In Randy Rhoads: Reflections of a Guitar Icon – which arrived in May – audio can be heard in which Van Halen called Rhoads “honest”, but asserted that “everything he did he learned from me”.
“He was good, but I don’t think he really did anything that I haven’t done,” he said. “There ain’t nothing wrong with it, man. I’ve copied other people…”
And now, in a new interview with Rolling Stone (opens in new tab), Ozzy has leapt to Rhoads’ defence, saying there was no way he stole his style from Eddie Van Halen.
“I heard recently that Eddie [Van Halen] said he taught Randy all his licks… he never,” Osbourne says. “To be honest, Randy didn’t have a nice thing to say about Eddie. Maybe they had a falling out or whatever, but they were rivals.”
In the same documentary, guest interviewee Kim McNair, a friend of Rhoads’, said: “[These were] the years of guitar heroes. To a large degree, bands were judged on their guitar player. I think all the guitar players in town kept up on each other.”
Another guest, Lori Hollen, president of the fan club of Rhoads’ band Quiet Riot, noted that both Eddie Van Halen and David Lee Roth were regulars at the band’s shows.
“[It] was always interesting to me, because I know Randy never went to see them play,” she noted. “But they would always come to see Quiet Riot and Randy play.”

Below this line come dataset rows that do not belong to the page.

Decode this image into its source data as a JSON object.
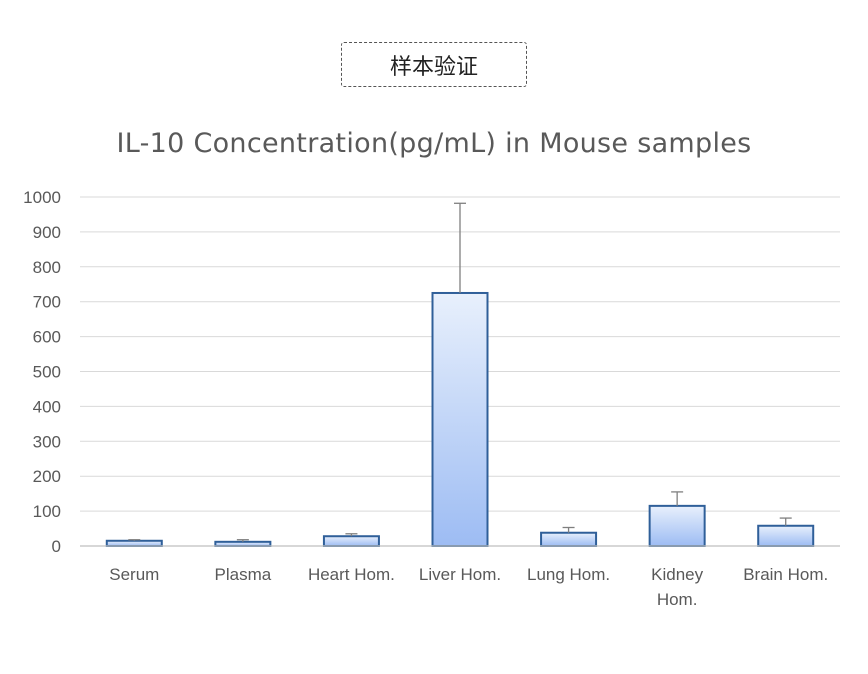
{
  "badge": {
    "label": "样本验证"
  },
  "chart_data": {
    "type": "bar",
    "title": "IL-10 Concentration(pg/mL)  in Mouse samples",
    "xlabel": "",
    "ylabel": "",
    "categories": [
      [
        "Serum"
      ],
      [
        "Plasma"
      ],
      [
        "Heart Hom."
      ],
      [
        "Liver Hom."
      ],
      [
        "Lung Hom."
      ],
      [
        "Kidney",
        "Hom."
      ],
      [
        "Brain Hom."
      ]
    ],
    "values": [
      15,
      12,
      28,
      725,
      38,
      115,
      58
    ],
    "error_upper": [
      18,
      18,
      35,
      982,
      53,
      155,
      80
    ],
    "ylim": [
      0,
      1000
    ],
    "yticks": [
      0,
      100,
      200,
      300,
      400,
      500,
      600,
      700,
      800,
      900,
      1000
    ],
    "grid": true,
    "colors": {
      "bar_top": "#e8f0fc",
      "bar_bottom": "#9dbcf3",
      "bar_stroke": "#2f5f99",
      "error": "#7f7f7f",
      "grid": "#d9d9d9",
      "axis": "#bfbfbf"
    }
  }
}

The tension Rhoads held towards Van Halen was reportedly noticed by his Quiet Riot bandmates, who would have fun at Rhoads’ expense by taping pictures of Van Halen to his wah pedal.
“From those that were there, the story was that Van Halen and Eddie would come check out Randy quite a bit, and watch him play, and there seemed to be some sort of competition between Randy and Eddie,” Andre Relis, maker of the documentary, told Eddie Trunk in a recent interview.
“I think that Eddie, in my opinion, thought of Randy as a threat, and just seemed to be – as you can see from the audio of Eddie – Eddie believes that he ripped his style off, and on the Quiet Riot side, and Randy side, they thought that that was just bogus.”
Relis explained that both Rhoads and Van Halen came from “different worlds”; EVH would often turn his back to the audience to conceal the nature of some of his guitar playing, while Rhoads would always face the audience.
“On the Randy side, that comes from being a teacher, growing up in a music school and just wanting to teach people,” Relis said. “When you do watch the way in which Randy Rhoads stood onstage, and the way in which he focused on the audience… He was definitely teaching and sharing.
“As far as Eddie Van Halen, obviously they came from different worlds and backgrounds. I think the notion was that Eddie was more of the rock star, a little more arrogant, and Randy, on the other hand, was not.”
Ozzy Osbourne released his highly anticipated 13th solo album, Patient Number 9, last week. It saw the Prince of Darkness join forces with a host of high-profile guitarists, including Eric Clapton, Jeff Beck, Mike McCready and his longtime six-string sidekick, Zakk Wylde.